Amspec now disputes that OTIS had any hostility towards the union when it fired Barrett. We find, however, that the Board's decision that OTIS fired Barrett for joining Local 2B is supported by substantial evidence. McCool authorized Barrett's employment on a permanent basis as a Level I technician in January, 1986. Owen then discharged Barrett after he disputed his classification as a subcontractor and stated that he had joined Local 2B. At that time, OTIS had not been paying its employees' benefits, and McCool, in contravention of the collective bargaining agreement, had directed Owen to hire only those technicians who would work on a job-to-job basis. Because OTIS was avoiding its obligations under its agreement with Local 2B when Barrett was discharged, the Board's conclusion that OTIS's attempted treatment of Barrett as a sub-contractor and OTIS's ultimate discharge of Barrett were motivated by anti-union animus is supported by substantial evidence.
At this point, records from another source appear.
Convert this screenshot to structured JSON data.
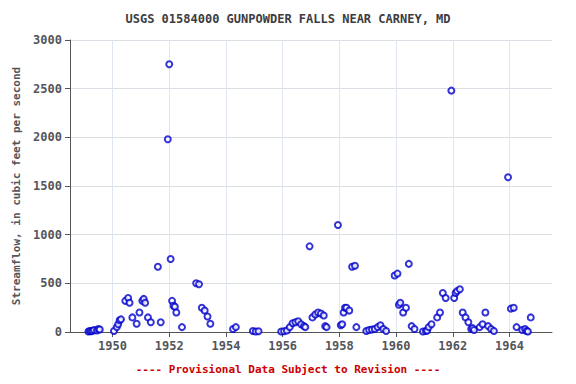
{
  "chart_data": {
    "type": "scatter",
    "title": "USGS 01584000 GUNPOWDER FALLS NEAR CARNEY, MD",
    "ylabel": "Streamflow, in cubic feet per second",
    "xlim": [
      1948.5,
      1965.5
    ],
    "ylim": [
      0,
      3000
    ],
    "xticks": [
      1950,
      1952,
      1954,
      1956,
      1958,
      1960,
      1962,
      1964
    ],
    "yticks": [
      0,
      500,
      1000,
      1500,
      2000,
      2500,
      3000
    ],
    "grid": true,
    "color": "#0000cc",
    "marker": "circle",
    "annotations": [
      {
        "text": "---- Provisional Data Subject to Revision ----",
        "color": "#cc0000"
      }
    ],
    "x": [
      1949.15,
      1949.2,
      1949.25,
      1949.3,
      1949.35,
      1949.45,
      1949.5,
      1949.55,
      1950.05,
      1950.15,
      1950.2,
      1950.25,
      1950.3,
      1950.45,
      1950.55,
      1950.6,
      1950.7,
      1950.85,
      1950.95,
      1951.05,
      1951.1,
      1951.15,
      1951.25,
      1951.35,
      1951.6,
      1951.7,
      1951.95,
      1952.0,
      1952.05,
      1952.1,
      1952.15,
      1952.2,
      1952.25,
      1952.45,
      1952.95,
      1953.05,
      1953.15,
      1953.25,
      1953.35,
      1953.45,
      1954.25,
      1954.35,
      1954.95,
      1955.05,
      1955.15,
      1955.95,
      1956.05,
      1956.15,
      1956.25,
      1956.35,
      1956.45,
      1956.55,
      1956.65,
      1956.75,
      1956.8,
      1956.95,
      1957.05,
      1957.15,
      1957.25,
      1957.35,
      1957.45,
      1957.5,
      1957.55,
      1957.95,
      1958.05,
      1958.1,
      1958.15,
      1958.2,
      1958.25,
      1958.35,
      1958.45,
      1958.55,
      1958.6,
      1958.95,
      1959.05,
      1959.15,
      1959.25,
      1959.35,
      1959.45,
      1959.55,
      1959.65,
      1959.95,
      1960.05,
      1960.1,
      1960.15,
      1960.25,
      1960.35,
      1960.45,
      1960.55,
      1960.65,
      1960.95,
      1961.05,
      1961.1,
      1961.15,
      1961.25,
      1961.45,
      1961.55,
      1961.65,
      1961.75,
      1961.95,
      1962.05,
      1962.1,
      1962.15,
      1962.25,
      1962.35,
      1962.45,
      1962.55,
      1962.65,
      1962.7,
      1962.75,
      1962.95,
      1963.05,
      1963.15,
      1963.25,
      1963.35,
      1963.45,
      1963.95,
      1964.05,
      1964.15,
      1964.25,
      1964.45,
      1964.55,
      1964.6,
      1964.65,
      1964.75
    ],
    "values": [
      5,
      10,
      8,
      12,
      20,
      15,
      30,
      25,
      10,
      50,
      80,
      120,
      130,
      320,
      350,
      300,
      150,
      85,
      200,
      320,
      340,
      300,
      150,
      100,
      670,
      100,
      1980,
      2750,
      750,
      320,
      270,
      260,
      200,
      50,
      500,
      490,
      250,
      220,
      160,
      85,
      30,
      50,
      10,
      5,
      8,
      5,
      8,
      15,
      50,
      90,
      100,
      110,
      80,
      60,
      50,
      880,
      150,
      180,
      200,
      190,
      170,
      60,
      50,
      1100,
      70,
      80,
      200,
      250,
      250,
      220,
      670,
      680,
      50,
      10,
      20,
      25,
      30,
      50,
      70,
      30,
      10,
      580,
      600,
      280,
      300,
      200,
      250,
      700,
      60,
      30,
      5,
      10,
      15,
      50,
      80,
      150,
      200,
      400,
      350,
      2480,
      350,
      400,
      420,
      440,
      200,
      150,
      100,
      30,
      40,
      20,
      50,
      80,
      200,
      60,
      30,
      10,
      1590,
      240,
      250,
      50,
      20,
      30,
      10,
      5,
      150
    ]
  }
}
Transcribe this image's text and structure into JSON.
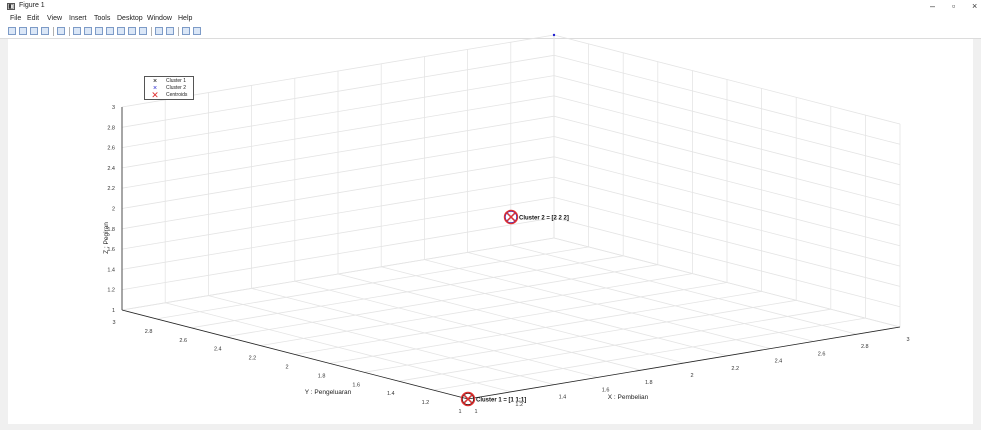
{
  "window": {
    "title": "Figure 1",
    "app_icon": "matlab-figure-icon",
    "minimize": "–",
    "maximize": "▫",
    "close": "×"
  },
  "menu": [
    "File",
    "Edit",
    "View",
    "Insert",
    "Tools",
    "Desktop",
    "Window",
    "Help"
  ],
  "toolbar_icons": [
    "new-figure-icon",
    "open-file-icon",
    "save-icon",
    "print-icon",
    "edit-plot-icon",
    "zoom-in-icon",
    "zoom-out-icon",
    "pan-icon",
    "rotate-3d-icon",
    "data-cursor-icon",
    "brush-icon",
    "link-plot-icon",
    "insert-colorbar-icon",
    "insert-legend-icon",
    "hide-plot-tools-icon",
    "show-plot-tools-icon"
  ],
  "chart_data": {
    "type": "scatter",
    "dimensions": 3,
    "xlabel": "X : Pembelian",
    "ylabel": "Y : Pengeluaran",
    "zlabel": "Z : Pegiran",
    "xlim": [
      1,
      3
    ],
    "ylim": [
      1,
      3
    ],
    "zlim": [
      1,
      3
    ],
    "x_ticks": [
      "1",
      "1.2",
      "1.4",
      "1.6",
      "1.8",
      "2",
      "2.2",
      "2.4",
      "2.6",
      "2.8",
      "3"
    ],
    "y_ticks": [
      "1",
      "1.2",
      "1.4",
      "1.6",
      "1.8",
      "2",
      "2.2",
      "2.4",
      "2.6",
      "2.8",
      "3"
    ],
    "z_ticks": [
      "1",
      "1.2",
      "1.4",
      "1.6",
      "1.8",
      "2",
      "2.2",
      "2.4",
      "2.6",
      "2.8",
      "3"
    ],
    "grid": true,
    "legend": {
      "placement": "top-left",
      "entries": [
        {
          "label": "Cluster 1",
          "marker": "x",
          "color": "#000000"
        },
        {
          "label": "Cluster 2",
          "marker": "x",
          "color": "#1f1fcf"
        },
        {
          "label": "Centroids",
          "marker": "X",
          "color": "#e03030"
        }
      ]
    },
    "series": [
      {
        "name": "Cluster 1",
        "color": "#000000",
        "points": [
          {
            "x": 1,
            "y": 1,
            "z": 1
          }
        ]
      },
      {
        "name": "Cluster 2",
        "color": "#1f1fcf",
        "points": [
          {
            "x": 2,
            "y": 2,
            "z": 2
          }
        ]
      },
      {
        "name": "Centroids",
        "color": "#e03030",
        "points": [
          {
            "x": 1,
            "y": 1,
            "z": 1
          },
          {
            "x": 2,
            "y": 2,
            "z": 2
          }
        ]
      }
    ],
    "annotations": [
      {
        "text": "Cluster 1 = [1  1;1]",
        "x": 1,
        "y": 1,
        "z": 1,
        "color": "#e03030"
      },
      {
        "text": "Cluster 2 = [2  2  2]",
        "x": 2,
        "y": 2,
        "z": 2,
        "color": "#1f1fcf"
      }
    ],
    "extra_point": {
      "x": 3,
      "y": 3,
      "z": 3,
      "color": "#1f1fcf"
    }
  }
}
Amspec also asserts that OTIS could fire Barrett because he was a casual laborer and not a Level I technician. This contention flies in the face of testimony that Barrett was a trainee with OTIS for a Level I technician position. Barrett was discharged before he had finished the three-month training period. Amspec can not now claim that Barrett was not covered by the collective bargaining agreement, or that Barrett was not qualified for the position, simply because OTIS had not finished training and certifying him. OTIS hired Barrett to replace a Level I technician, and OTIS paid Barrett the contract rate for a Level I technician. In sum, the Board's decision that OTIS violated Section 8(a)(1) and (3) of the Act by discharging Barrett because he joined Local 2B is supported by substantial evidence.
For all the foregoing reasons, the order of the Board will be enforced.